Deutlich wird, dass die Platzbesetzungen des 15M sowie die darauffolgenden Mobilisierungen aus dem Blickwinkel der alltäglichen Kämpfe um Sorge, Leben, Reproduktion und Solidarität erhebliches transformatives Potenzial entwickeln konnten. Nichtsdestotrotz möchte ich an dieser Stelle auch auf zwei Probleme dieser Deutung der Proteste hindeuten. Das erste Problem besteht darin, dass konsens-orientierte horizontale demokratische Formen neue Ausschlüsse begründen, etwa derjenigen, die keine Zeit oder keine Produktionsmittel haben, um sich daran zu beteiligen (Demirovic 2014). Horizontalität und offene Diskussionsrunden ohne Verfahren, die die Beteiligung aller sowie die Verbindlichkeit von Entscheidungen sichern, reichen nicht aus für ein demokratisch-transformatorisches Projekt und sind nur schwer verallgemeinerbar. Sowohl Lorey als auch Butler laufen in ihrer Analyse Gefahr, das demokratische Potenzial der Bewegung zu überhöhen. Dies geschieht vor allem dadurch, dass durch den Fokus auf die Praxen der sozialen Bewegungen leicht eine Fetischisierung ihrer Formen geschehen kann. Folge ist, dass die Emanzipation mehr in den Praxen und Formen, als in der tatsächlichen Transformation gesellschaftlicher Verhältnisse gesucht wird. 

Transformation als synaptische Konstruktion

„Statt Einheit des Zwangs und bindungsloser Differenz kann das Gemeinsame dann als das erscheinen, was die Vielen miteinander teilen. Als Gleiche und Freie in Solidarität.“ Bini Adamczak 2017: 285)

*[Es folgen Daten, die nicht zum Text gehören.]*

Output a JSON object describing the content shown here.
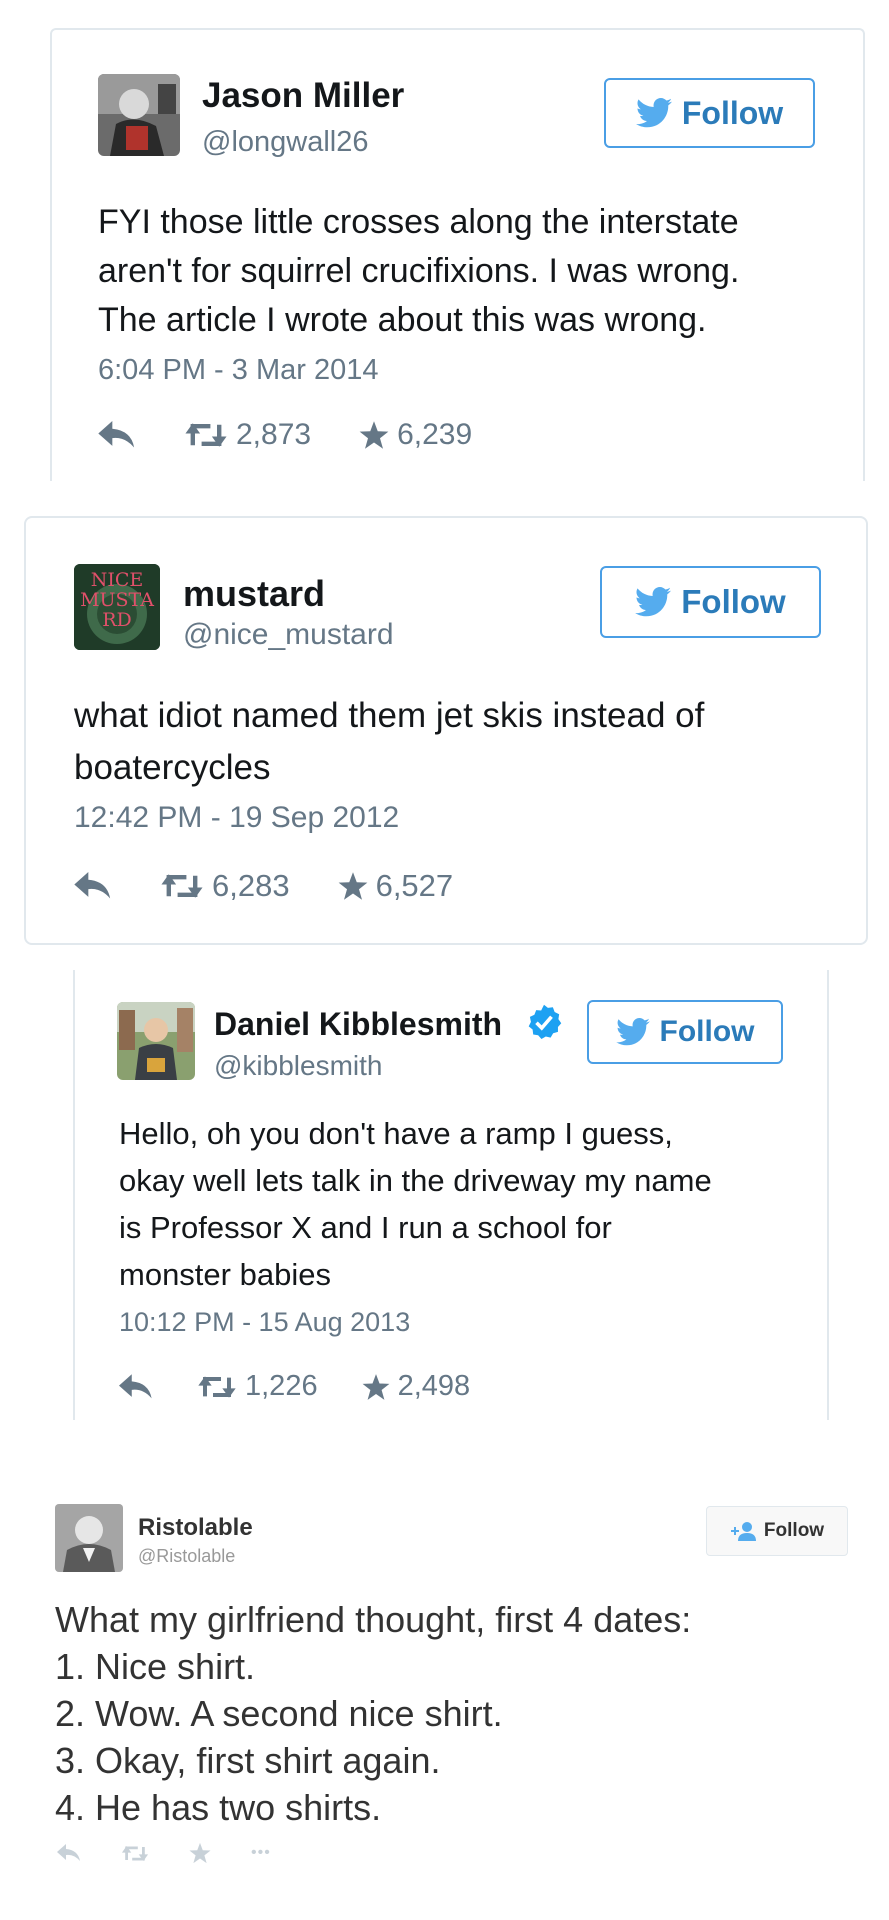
{
  "colors": {
    "accent": "#55acee",
    "follow_text": "#2b7bb9",
    "muted": "#657786",
    "border": "#e1e8ed",
    "verified": "#1da1f2"
  },
  "tweets": [
    {
      "name": "Jason Miller",
      "handle": "@longwall26",
      "follow_label": "Follow",
      "text": "FYI those little crosses along the interstate\naren't for squirrel crucifixions. I was wrong.\nThe article I wrote about this was wrong.",
      "time": "6:04 PM - 3 Mar 2014",
      "retweets": "2,873",
      "likes": "6,239",
      "icons": [
        "reply-icon",
        "retweet-icon",
        "star-icon",
        "twitter-bird-icon"
      ]
    },
    {
      "name": "mustard",
      "handle": "@nice_mustard",
      "avatar_text": "NICE MUSTARD",
      "follow_label": "Follow",
      "text": "what idiot named them jet skis instead of\nboatercycles",
      "time": "12:42 PM - 19 Sep 2012",
      "retweets": "6,283",
      "likes": "6,527",
      "icons": [
        "reply-icon",
        "retweet-icon",
        "star-icon",
        "twitter-bird-icon"
      ]
    },
    {
      "name": "Daniel Kibblesmith",
      "handle": "@kibblesmith",
      "verified": true,
      "follow_label": "Follow",
      "text": "Hello, oh you don't have a ramp I guess,\nokay well lets talk in the driveway my name\nis Professor X and I run a school for\nmonster babies",
      "time": "10:12 PM - 15 Aug 2013",
      "retweets": "1,226",
      "likes": "2,498",
      "icons": [
        "reply-icon",
        "retweet-icon",
        "star-icon",
        "verified-badge-icon",
        "twitter-bird-icon"
      ]
    },
    {
      "name": "Ristolable",
      "handle": "@Ristolable",
      "follow_label": "Follow",
      "text": "What my girlfriend thought, first 4 dates:\n1. Nice shirt.\n2. Wow. A second nice shirt.\n3. Okay, first shirt again.\n4. He has two shirts.",
      "more_label": "•••",
      "icons": [
        "reply-icon",
        "retweet-icon",
        "star-icon",
        "more-icon",
        "add-user-icon"
      ]
    }
  ]
}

„Die Leute in der Nachbarschaft entwickeln andere Beziehungsformen, sie zeigen Solidarität mit ihren migrantischen Nachbar_innen. Wenn sie im Vorübergehen zufällig einen rassistischen Polizeiüberfall sehen, dann bleiben sie stehen und intervenierten“ (zit. n. Weibel 2012: 105), berichtet Die Aktivistin Martha Viniegra über ihr Viertel Lavapiés in Madrid. Wie viele andere beschreibt sie die gesellschaftliche Veränderung während und nach den Platzbesetzungen auf der Ebene der Beziehungen. Ein Transformationsverständnis, in dessen Zentrum Beziehungsweisen stehen, führt die marxistische Queertheoretikerin Bini Adamczak in ihrem Buch „Beziehungsweise Revolution“ (2017) aus. Im Zentrum ihrer Revolutionstheorie steht der Begriff der Beziehungsweise: Beziehungsweisen umfassen sowohl Weisen der Produktion als auch der Reproduktion, Nah- und Fernbeziehungen. Revolutionen sind nach Adamczak Prozesse sozialer Transformation, innerhalb derer neue Beziehungsweisen geknüpft werden: „Dort, wo die am stärksten verdinglichten und verfestigten Beziehungsweisen, jene, die kaum überhaupt als Beziehungen erscheinen, reflexiv zur Disposition gestellt werden, lässt sich von Revolution sprechen“ (2017: 245). Indem sie die Beziehung und nicht etwa das Kapital, den Staat oder das Subjekt ins Zentrum ihrer Revolutionstheorie stellt, versucht sie gleichzeitig einen theoretischen Ausweg aus der „Strukturfixiertheit“ des klassischen Marxismus und der Alten Linken einerseits und der „Singularitätsfixiertheit“ der Postmoderne und der Neuen Linken andererseits zu finden (ebd. 250). 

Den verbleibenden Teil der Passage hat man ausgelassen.